Aşk-ı Memnu’yu doğuran koşullar
Aşk-ı Memnu’nun yazıldığı (1899) 19’uncu yüzyıl sonuna gidelim:
Sultan II. Abdulhamid’in baskıcı dönemi her geçen gün etkisini artırıyordu. Tanzimat ve Yeni Osmanlılar döneminin göreceli özgürlük dönemi tamamen sona ermişti. Topluma korku hâkimdi. Hakkınızdaki bir jurnal hayatınızı kâbusa çeviriyordu.
“Ülkede esen zulüm rüzgârlarından, yönetimin her köşesine sokulan kötülükler zehirinden” basın ve edebiyat da nasibini alıyordu diyor Halid Ziya Uşaklıgil anılarında. (Kırk Yıl, s. 464)

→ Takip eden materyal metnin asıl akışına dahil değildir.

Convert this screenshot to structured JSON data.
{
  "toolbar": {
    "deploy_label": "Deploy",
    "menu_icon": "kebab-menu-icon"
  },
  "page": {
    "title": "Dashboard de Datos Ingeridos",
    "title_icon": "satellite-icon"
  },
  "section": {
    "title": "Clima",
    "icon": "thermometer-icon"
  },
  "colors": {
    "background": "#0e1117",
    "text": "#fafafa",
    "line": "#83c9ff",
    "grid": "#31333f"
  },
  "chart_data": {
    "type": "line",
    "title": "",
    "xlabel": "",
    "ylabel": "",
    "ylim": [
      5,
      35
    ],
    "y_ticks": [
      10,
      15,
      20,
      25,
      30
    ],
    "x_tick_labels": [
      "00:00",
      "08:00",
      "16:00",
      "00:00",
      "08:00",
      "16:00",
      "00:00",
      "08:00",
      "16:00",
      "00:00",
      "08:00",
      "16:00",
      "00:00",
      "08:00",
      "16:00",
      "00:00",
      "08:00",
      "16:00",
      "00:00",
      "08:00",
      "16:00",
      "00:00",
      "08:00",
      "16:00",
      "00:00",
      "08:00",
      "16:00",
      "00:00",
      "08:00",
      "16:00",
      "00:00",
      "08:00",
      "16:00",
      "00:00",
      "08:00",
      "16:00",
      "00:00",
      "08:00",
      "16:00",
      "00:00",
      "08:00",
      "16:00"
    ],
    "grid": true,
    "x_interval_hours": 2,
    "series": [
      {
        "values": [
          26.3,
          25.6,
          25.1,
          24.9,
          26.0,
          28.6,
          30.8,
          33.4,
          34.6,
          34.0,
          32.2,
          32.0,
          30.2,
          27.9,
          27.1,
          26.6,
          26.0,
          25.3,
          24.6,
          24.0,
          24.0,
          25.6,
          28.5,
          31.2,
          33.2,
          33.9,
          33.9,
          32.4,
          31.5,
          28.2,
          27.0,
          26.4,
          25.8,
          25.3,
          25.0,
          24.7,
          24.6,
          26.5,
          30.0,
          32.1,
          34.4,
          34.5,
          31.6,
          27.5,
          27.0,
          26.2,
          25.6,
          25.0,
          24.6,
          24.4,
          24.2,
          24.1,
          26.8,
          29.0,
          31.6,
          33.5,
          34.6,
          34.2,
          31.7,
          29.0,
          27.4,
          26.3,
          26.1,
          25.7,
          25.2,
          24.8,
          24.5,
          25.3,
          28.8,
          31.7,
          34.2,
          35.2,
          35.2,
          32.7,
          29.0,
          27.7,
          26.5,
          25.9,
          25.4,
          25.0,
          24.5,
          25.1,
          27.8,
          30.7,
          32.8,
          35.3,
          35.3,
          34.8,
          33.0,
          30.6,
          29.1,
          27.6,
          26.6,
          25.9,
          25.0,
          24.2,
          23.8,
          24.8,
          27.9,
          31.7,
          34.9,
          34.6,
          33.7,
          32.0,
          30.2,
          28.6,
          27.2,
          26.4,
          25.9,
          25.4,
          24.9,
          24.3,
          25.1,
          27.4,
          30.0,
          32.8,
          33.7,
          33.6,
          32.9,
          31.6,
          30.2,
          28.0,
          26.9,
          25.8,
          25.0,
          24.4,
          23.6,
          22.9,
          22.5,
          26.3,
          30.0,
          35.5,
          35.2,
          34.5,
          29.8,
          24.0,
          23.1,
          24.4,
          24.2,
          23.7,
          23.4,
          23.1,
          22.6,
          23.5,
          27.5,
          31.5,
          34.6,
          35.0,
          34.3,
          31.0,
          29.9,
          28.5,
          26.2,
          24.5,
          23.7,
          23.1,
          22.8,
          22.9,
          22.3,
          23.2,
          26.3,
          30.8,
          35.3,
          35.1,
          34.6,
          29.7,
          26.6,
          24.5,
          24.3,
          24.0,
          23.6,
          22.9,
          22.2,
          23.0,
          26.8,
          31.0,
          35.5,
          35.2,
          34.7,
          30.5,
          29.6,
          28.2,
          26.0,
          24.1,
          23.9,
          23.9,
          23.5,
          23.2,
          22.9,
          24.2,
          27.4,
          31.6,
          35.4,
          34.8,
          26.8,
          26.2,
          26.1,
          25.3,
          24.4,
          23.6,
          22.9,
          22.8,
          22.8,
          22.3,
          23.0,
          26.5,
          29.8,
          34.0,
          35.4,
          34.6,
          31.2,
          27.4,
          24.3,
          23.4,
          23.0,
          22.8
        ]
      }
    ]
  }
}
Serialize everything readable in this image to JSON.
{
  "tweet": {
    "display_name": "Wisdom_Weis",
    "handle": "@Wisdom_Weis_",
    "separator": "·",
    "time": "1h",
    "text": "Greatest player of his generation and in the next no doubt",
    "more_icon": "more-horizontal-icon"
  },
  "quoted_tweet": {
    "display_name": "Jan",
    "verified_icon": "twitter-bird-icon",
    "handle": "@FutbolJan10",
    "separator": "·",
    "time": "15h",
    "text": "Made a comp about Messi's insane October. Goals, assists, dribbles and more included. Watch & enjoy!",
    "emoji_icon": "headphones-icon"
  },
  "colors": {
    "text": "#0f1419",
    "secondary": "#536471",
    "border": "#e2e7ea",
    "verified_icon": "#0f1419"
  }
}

“Bir kolu sarayın gerici ve geleneksel eğilimleriyle kuruntulu siyasetine uzanan, öteki kolu ülkede eskiliğe, medrese anlayışına, Arap ve İran bulaşığı şiirlere bağlı ne kadar eleman varsa -ki pek sınırlı azınlığa karşılık, bunlar büyük bir çoğunluktu- sırtını Sirkeci’deki bir yazı fabrikasına (Ahmet Mithat Efendi’nin çıkardığı) Tercüman-ı Hakikat Gazetesi’ne dayamıştı. Bu güç öyle bir etkinlik kazanmıştı ki, Tanzimat edebiyatını ve Batı sanatını savunanların İstanbul’daki tek temsilcisi olan Recaizade Mahmut Ekrem Bey’i (Galatasaray Lisesi ve Mekteb-i Mülkiye’den) attırabilmiş ve yerine geçmişti.”
Servet-i Fünun’a saldırılar başladı
Tanzimat edebiyatının temsilcileri Şinasi ve Namık Kemal’in takipçisi olan Recaizade Mahmut Ekrem geri adım atmadı. Mülkiye’den öğrencisi Ahmet İhsan (Tokgöz) Bey’in çıkardığı Servet-i Fünun’u edebiyat ağırlıklı bir dergiye dönüştürdü.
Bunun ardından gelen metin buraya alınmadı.